In D.C., Councilwoman Mary Cheh says she plans to ask the council's public services and consumer affairs committee as well as the district's public service commission, which oversees Pepco, to launch an investigation into how Pepco handled the storm-recovery efforts.
Cheh, who was without power for days after the storm, said she's received e-mails from frustrated residents. She said she wants to look into the company's response time during power outages, whether Pepco has enough staff and how it handles communications during emergencies.
"All we have is Pepco's generalities about the kind of job they did," says Cheh, who along with other council members met with Pepco on Tuesday. "I want something more in depth and reliable."
Relatives of seniors Jean and Ray Fitzgerald are boiling over Pepco's response. Anita Henck, of Los Angeles, and her son, Andrew, have scoured information online and called the utility's phone line every day to find out when her parents, who live in Bethesda, Md., will have their power restored.

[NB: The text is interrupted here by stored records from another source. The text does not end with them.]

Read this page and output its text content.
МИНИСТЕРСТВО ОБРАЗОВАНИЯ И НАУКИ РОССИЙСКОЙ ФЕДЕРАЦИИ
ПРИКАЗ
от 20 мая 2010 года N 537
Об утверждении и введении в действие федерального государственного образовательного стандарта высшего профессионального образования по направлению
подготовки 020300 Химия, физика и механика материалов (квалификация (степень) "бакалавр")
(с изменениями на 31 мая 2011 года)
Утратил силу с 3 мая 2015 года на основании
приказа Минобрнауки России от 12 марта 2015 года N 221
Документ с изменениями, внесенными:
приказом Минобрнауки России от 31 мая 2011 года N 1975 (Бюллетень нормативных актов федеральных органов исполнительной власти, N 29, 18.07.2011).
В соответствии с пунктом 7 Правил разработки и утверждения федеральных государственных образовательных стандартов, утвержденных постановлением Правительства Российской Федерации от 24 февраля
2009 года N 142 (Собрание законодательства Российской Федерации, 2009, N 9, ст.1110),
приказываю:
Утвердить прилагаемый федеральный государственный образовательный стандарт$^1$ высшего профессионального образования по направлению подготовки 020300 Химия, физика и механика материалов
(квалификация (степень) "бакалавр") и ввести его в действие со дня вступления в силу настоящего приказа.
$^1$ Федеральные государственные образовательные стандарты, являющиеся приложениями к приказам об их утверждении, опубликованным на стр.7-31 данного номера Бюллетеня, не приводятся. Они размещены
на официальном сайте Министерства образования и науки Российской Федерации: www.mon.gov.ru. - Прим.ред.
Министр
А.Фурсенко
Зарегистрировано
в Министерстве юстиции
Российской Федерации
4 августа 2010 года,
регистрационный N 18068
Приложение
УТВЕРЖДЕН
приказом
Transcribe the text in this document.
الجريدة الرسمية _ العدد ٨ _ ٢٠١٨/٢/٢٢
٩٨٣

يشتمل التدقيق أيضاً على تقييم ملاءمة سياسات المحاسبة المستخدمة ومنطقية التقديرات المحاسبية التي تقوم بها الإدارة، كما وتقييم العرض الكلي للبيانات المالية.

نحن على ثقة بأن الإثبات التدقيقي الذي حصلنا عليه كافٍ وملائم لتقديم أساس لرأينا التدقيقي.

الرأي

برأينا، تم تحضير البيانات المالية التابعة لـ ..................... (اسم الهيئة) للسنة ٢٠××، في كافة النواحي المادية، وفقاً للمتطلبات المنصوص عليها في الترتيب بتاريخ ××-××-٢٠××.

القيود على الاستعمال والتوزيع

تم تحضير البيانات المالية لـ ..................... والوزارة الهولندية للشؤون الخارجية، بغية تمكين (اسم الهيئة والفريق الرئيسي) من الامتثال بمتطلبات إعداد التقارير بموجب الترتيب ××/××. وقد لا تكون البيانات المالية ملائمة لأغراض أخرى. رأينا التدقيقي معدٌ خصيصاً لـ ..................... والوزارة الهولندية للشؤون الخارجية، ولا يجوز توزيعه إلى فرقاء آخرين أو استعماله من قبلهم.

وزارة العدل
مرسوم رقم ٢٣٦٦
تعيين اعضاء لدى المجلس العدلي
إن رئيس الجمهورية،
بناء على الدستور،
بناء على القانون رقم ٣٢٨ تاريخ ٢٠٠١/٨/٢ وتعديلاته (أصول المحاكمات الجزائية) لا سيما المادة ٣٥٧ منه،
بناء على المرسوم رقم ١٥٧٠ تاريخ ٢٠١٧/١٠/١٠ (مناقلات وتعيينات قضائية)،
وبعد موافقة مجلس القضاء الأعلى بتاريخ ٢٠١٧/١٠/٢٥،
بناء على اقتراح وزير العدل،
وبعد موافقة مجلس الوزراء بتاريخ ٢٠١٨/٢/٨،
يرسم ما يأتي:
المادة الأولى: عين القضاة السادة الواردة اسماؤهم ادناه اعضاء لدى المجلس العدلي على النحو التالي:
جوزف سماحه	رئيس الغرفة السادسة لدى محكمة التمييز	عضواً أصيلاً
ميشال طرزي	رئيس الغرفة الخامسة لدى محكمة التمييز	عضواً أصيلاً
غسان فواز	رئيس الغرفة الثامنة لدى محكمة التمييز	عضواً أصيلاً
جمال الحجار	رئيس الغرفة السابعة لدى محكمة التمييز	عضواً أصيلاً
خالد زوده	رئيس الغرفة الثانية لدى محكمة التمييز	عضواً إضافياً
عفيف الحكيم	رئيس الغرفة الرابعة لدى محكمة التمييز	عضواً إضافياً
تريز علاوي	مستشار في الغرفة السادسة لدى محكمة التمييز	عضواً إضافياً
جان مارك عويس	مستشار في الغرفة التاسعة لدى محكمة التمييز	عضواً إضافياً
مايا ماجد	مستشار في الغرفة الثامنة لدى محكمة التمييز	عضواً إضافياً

It took the company three days to even post that a power outage occurred in Fitzgerald's neighborhood.
"Pepco's record of poor service is legendary," Anita Henck says. "But their lack of service for the elderly is disheartening."
Jean Fitzgerald is 79 and has breast cancer. She just started radiation therapy. Ray is 81. The temperature in their home reached 86 degrees in recent days. If it gets hotter, the couple will find a hotel, says Jean Fitzgerald.
A Depression-era baby born in the South and raised on a farm, Jean Fitzgerald says they are managing - for now.
"I don't want to live like this for many months," she says. "We have to be patient in this kind of thing and I know that, but sometimes patience wears thin."